I thought of all of you (all of the moms reading this blog) a couple of weekends ago when Woody and I started out on a morning of hiking. We were at a state park in Door County in northern Wisconsin that we had visited a few years ago, and there was one particular trail which Woody remembered that he wanted to revisit. It wound down some fairly steep cliffs (for us amateur hikers, that is) to become a lovely walk along the lake, with beautiful vistas over Lake Michigan.
At least that’s how we remembered it. The problem was that we couldn’t find it! We returned to the area where we thought the trailhead had begun, and there seemed to be absolutely no sign of this trail. That was my impression, anyway. Woody, on the other hand, bold explorer that he is, was quite sure he had located the start of the trail. No, there was no sign there. But there did seem to be a worn path leading down toward the lake. And he was sure this must be the trail he remembered.
Now you need to know that this was in an area where all the trailheads are clearly marked. We had parked in a visitor lot where there was a map of area trails. And there were several other trail entrances that were clearly marked. No sign of ours, however. And both of us were confused by the map. (An unusual event in Woody’s case. He LOVES maps, and seems to have been born with a map in his brain. I, on the other hand, am perpetually confused by maps. I much prefer written directions!)
As any of you who are married can guess, our day of happy hiking didn’t start out so well. After considerable debate, we went with Woody’s initial plan. We started out on the trail he was very sure was the one he remembered. Despite the absence of any sign marking the beginning of a trailhead, we began to pick our way down a small bit of trail winding its way through overgrown roots along a rocky descent toward the lake.
As we proceeded, I couldn’t help but note (out-loud, you can be sure!) that not only had there been no sign at the beginning; there were also no little signs along the way—the small brown markings all the other trails in the area seemed to have indicating you were on the right path and headed toward your intended destination.
The path became increasingly indistinct—and simultaneously much steeper. Finally I couldn’t go any farther. “Woody, I just can’t go on. This is making me way too uncomfortable. The path is becoming steeper and more overgrown, and I really don’t want to either get lost in these woods or go flying down this cliff directly into the lake. I need some assurance that we’re on the right path. I need signs. I need a clearly marked trail.”
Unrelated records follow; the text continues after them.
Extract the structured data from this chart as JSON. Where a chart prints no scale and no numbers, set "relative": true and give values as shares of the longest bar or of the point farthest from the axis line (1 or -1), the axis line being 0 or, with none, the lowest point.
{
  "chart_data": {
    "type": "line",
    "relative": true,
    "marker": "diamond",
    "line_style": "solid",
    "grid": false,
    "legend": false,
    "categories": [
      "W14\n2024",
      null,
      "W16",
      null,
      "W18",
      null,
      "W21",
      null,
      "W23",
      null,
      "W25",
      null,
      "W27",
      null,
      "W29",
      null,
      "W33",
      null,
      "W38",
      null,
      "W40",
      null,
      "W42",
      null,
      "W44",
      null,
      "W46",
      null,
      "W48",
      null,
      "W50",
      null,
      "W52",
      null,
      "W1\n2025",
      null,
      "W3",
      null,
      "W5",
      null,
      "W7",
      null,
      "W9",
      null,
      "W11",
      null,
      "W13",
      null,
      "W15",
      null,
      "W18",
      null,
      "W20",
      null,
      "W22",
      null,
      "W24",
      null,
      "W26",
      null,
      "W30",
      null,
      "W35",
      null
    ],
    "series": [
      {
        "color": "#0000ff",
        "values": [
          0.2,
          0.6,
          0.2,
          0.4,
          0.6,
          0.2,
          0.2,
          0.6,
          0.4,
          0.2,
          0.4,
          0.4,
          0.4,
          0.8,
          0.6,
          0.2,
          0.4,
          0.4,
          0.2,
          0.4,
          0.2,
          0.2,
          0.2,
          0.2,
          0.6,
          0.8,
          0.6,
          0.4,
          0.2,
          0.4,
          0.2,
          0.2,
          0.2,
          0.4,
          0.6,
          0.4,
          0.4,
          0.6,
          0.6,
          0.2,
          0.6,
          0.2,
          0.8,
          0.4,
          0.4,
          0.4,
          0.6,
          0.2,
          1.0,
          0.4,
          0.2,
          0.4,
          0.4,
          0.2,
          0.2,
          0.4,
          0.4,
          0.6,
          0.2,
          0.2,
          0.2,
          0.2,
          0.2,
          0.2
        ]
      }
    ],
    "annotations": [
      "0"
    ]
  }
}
I think Woody was actually beginning to feel the same way, though he hadn’t so far mentioned it. (He is Swedish, in case any of you aren’t aware of that. This means a lot of things, but especially that he is very determined. Some might say stubborn; but Woody does have a mostly endearing way of being determined, so I’ll stick with that.) So yes, my Swedish husband admitted that we should probably turn around and retrace our steps. We went back to the parking lot, looked at the map again (Woody did, anyway) and eventually drove to another visitor lot where we did indeed find the trail we had been looking for—signs and all.
So what does this have to do with all of you? What does this have to do with parenting? As I was walking, I kept thinking of how hiking is like parenting. It’s a long, hard, winding trail that requires our full attention. Like the path we were on which was overgrown with roots and very rocky in spots, there are stages when all you can do is focus where you put your next foot. It’s hard to even look up to what’s ahead, and sometimes nearly impossible to even enjoy the scenery around you because just making your way along the path takes all the energy and focus you’ve got.
But thank God it is not an unmarked path. We have a guide book—God’s Word. And we have clear signs along the way—both from the Bible and from other fellow travelers. And we are not alone. There are those walking alongside us as well as those farther down the trail that can call back and steer us in the right direction, cheer us along the way.
It’s really what Mom to Mom is all about. We remind each other that we’re not on an unmarked path. There is signage provided, direction given both from God’s Word and God’s people. There are those who’ve gone before, both great men and women of Scripture and “Titus 2” moms, cheering us along the way. They reach out when we need a hand. They tell stories from further up the trail. They provide company along the way. They point us upward to the One who never ever leaves us alone, even for a minute, on this parenthood path.
How I hope and pray that all of you reading this either have Mom to Mom or something like it in your lives. It helps you know you are on the right path, it helps clarify your intended destination, and it makes for much happier hiking!